3. Stimulation to Eliminate
Until they reach 4 weeks old, kittens are not able to go to the bathroom on their own. They rely on their mother to stimulate eliminations, which means you'll have to act as their parent and do it. Although this may sound intimidating, it's a simple process you should perform after each feeding.
- Take a sterile cotton ball or a soft tissue moistened with warm water.
- Hold the kitten comfortably with their belly in your palm. Be sure to have a small towel underneath them to catch any urine or stool.
- Next, gently massage the kitten's genital area. The massage will stimulate the elimination process.
- Then move to their anal region and perform the same massage to stimulate defecation.
- Make sure to rub the area gently to prevent chafing. Once the kitten has gone to the bathroom, clean the area.
4. Proper Hygiene
Keeping the kittens clean is vital to preventing disease or infection. After you have fed and helped the kittens eliminate, you should clean them with a soft towelette or paper towel that is barely damp with warm water.
Use short, gentle strokes of the towel to wash the entire kitten. The strokes should emulate the mother's tongue as she would have washed the kittens. Doing this gives the kittens a nice feeling of well-being as they enjoy the attention and have their fur cleaned. It also teaches them how to clean their fur as they get older. Also ensure their environment is clean and free of stool or leftover food.
Another important aspect of raising orphan kittens is providing the love and emotional closeness they need. Kittens need to feel the warmth of your touch as they snuggle and cuddle against you. Pet and hold them as often as possible.

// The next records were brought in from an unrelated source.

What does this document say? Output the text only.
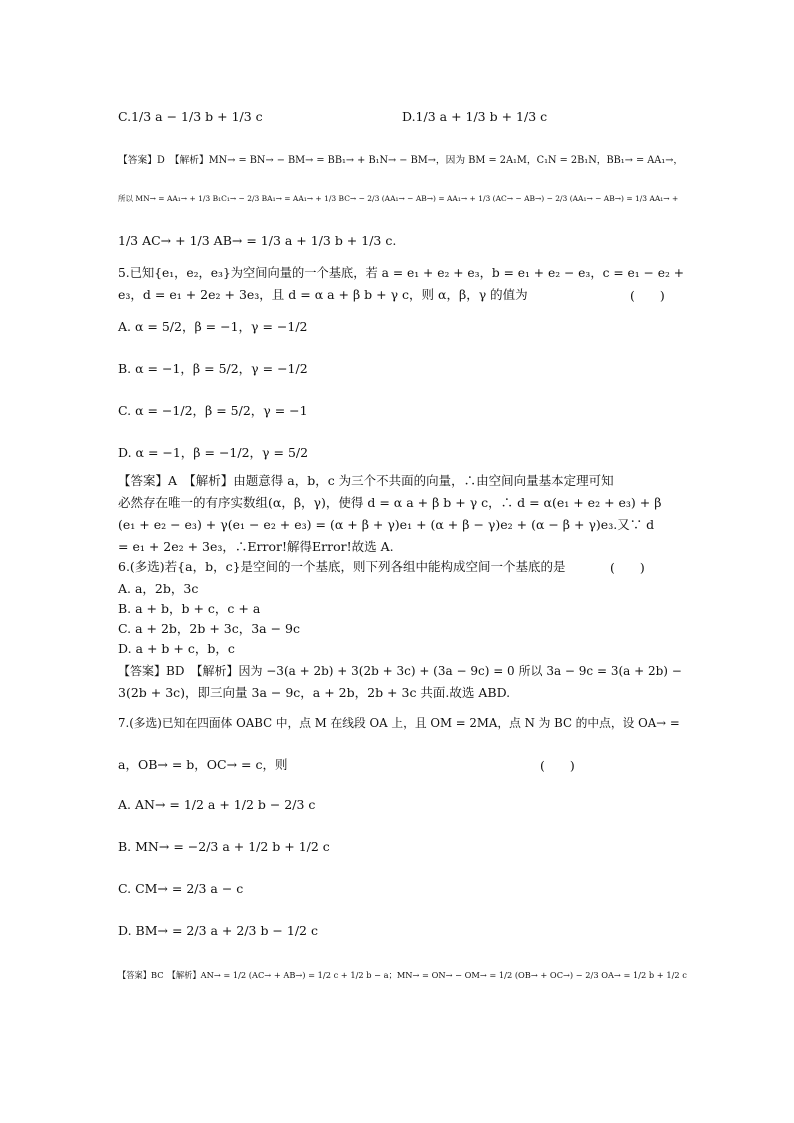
C.1/3 a − 1/3 b + 1/3 c	D.1/3 a + 1/3 b + 1/3 c
【答案】D　【解析】MN→ = BN→ − BM→ = BB₁→ + B₁N→ − BM→，因为 BM = 2A₁M，C₁N = 2B₁N，BB₁→ = AA₁→，
所以 MN→ = AA₁→ + 1/3 B₁C₁→ − 2/3 BA₁→ = AA₁→ + 1/3 BC→ − 2/3 (AA₁→ − AB→) = AA₁→ + 1/3 (AC→ − AB→) − 2/3 (AA₁→ − AB→) = 1/3 AA₁→ +
1/3 AC→ + 1/3 AB→ = 1/3 a + 1/3 b + 1/3 c.
5.已知{e₁，e₂，e₃}为空间向量的一个基底，若 a = e₁ + e₂ + e₃，b = e₁ + e₂ − e₃，c = e₁ − e₂ +
e₃，d = e₁ + 2e₂ + 3e₃，且 d = α a + β b + γ c，则 α，β，γ 的值为	(　　)
A. α = 5/2，β = −1，γ = −1/2
B. α = −1，β = 5/2，γ = −1/2
C. α = −1/2，β = 5/2，γ = −1
D. α = −1，β = −1/2，γ = 5/2
【答案】A　【解析】由题意得 a，b，c 为三个不共面的向量，∴由空间向量基本定理可知
必然存在唯一的有序实数组(α，β，γ)，使得 d = α a + β b + γ c，∴ d = α(e₁ + e₂ + e₃) + β
(e₁ + e₂ − e₃) + γ(e₁ − e₂ + e₃) = (α + β + γ)e₁ + (α + β − γ)e₂ + (α − β + γ)e₃.又∵ d
= e₁ + 2e₂ + 3e₃，∴Error!解得Error!故选 A.
6.(多选)若{a，b，c}是空间的一个基底，则下列各组中能构成空间一个基底的是	(　　)
A. a，2b，3c
B. a + b，b + c，c + a
C. a + 2b，2b + 3c，3a − 9c
D. a + b + c，b，c
【答案】BD　【解析】因为 −3(a + 2b) + 3(2b + 3c) + (3a − 9c) = 0 所以 3a − 9c = 3(a + 2b) −
3(2b + 3c)，即三向量 3a − 9c，a + 2b，2b + 3c 共面.故选 ABD.
7.(多选)已知在四面体 OABC 中，点 M 在线段 OA 上，且 OM = 2MA，点 N 为 BC 的中点，设 OA→ =
a，OB→ = b，OC→ = c，则	(　　)
A. AN→ = 1/2 a + 1/2 b − 2/3 c
B. MN→ = −2/3 a + 1/2 b + 1/2 c
C. CM→ = 2/3 a − c
D. BM→ = 2/3 a + 2/3 b − 1/2 c
【答案】BC　【解析】AN→ = 1/2 (AC→ + AB→) = 1/2 c + 1/2 b − a；MN→ = ON→ − OM→ = 1/2 (OB→ + OC→) − 2/3 OA→ = 1/2 b + 1/2 c
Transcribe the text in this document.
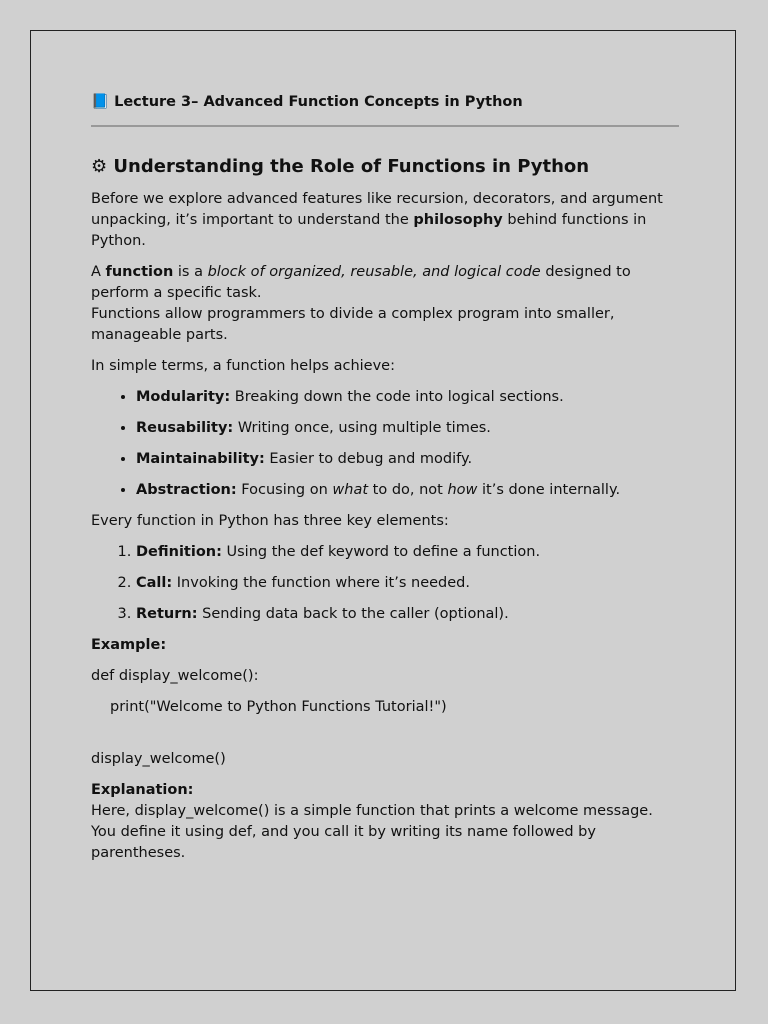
📘 Lecture 3– Advanced Function Concepts in Python
⚙ Understanding the Role of Functions in Python

Before we explore advanced features like recursion, decorators, and argument unpacking, it’s important to understand the philosophy behind functions in Python.

A function is a block of organized, reusable, and logical code designed to perform a specific task.
Functions allow programmers to divide a complex program into smaller, manageable parts.

In simple terms, a function helps achieve:

• Modularity: Breaking down the code into logical sections.
• Reusability: Writing once, using multiple times.
• Maintainability: Easier to debug and modify.
• Abstraction: Focusing on what to do, not how it’s done internally.

Every function in Python has three key elements:

1. Definition: Using the def keyword to define a function.
2. Call: Invoking the function where it’s needed.
3. Return: Sending data back to the caller (optional).

Example:

def display_welcome():
print("Welcome to Python Functions Tutorial!")
display_welcome()

Explanation:
Here, display_welcome() is a simple function that prints a welcome message. You define it using def, and you call it by writing its name followed by parentheses.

Early handling and socializing with other people and animals will also help these kittens grow into loving pets. This will increase your chances of finding them homes when they're old enough. Many cat experts believe that kittens that are hand-raised show greater affection and loyalty for their caretakers and are more intelligent.
Alternative: Finding a Foster Mother Cat
Sometimes a person that finds orphaned kittens is fortunate to also find a foster mother cat. Generally, a foster queen will accept kittens that are about the same size as her own. Although they will nurse the foster kittens, they may not be able to care completely for all the kittens if there are two full litters. You will need to help with supplemental feeding using a bottle.
If you do not know anyone with a queen that is suitable as a foster mother, try calling local veterinarians, shelters, or rescue groups in your area. Someone there may be able to help you locate a nursing queen that will accept the orphans.
Act Carefully Yet Quickly to Save Orphan Kittens
Although caring for orphan kittens can be very demanding, the rewards of raising kittens to the age of adoption are many. You may even end up adding the little furry felines to your own family.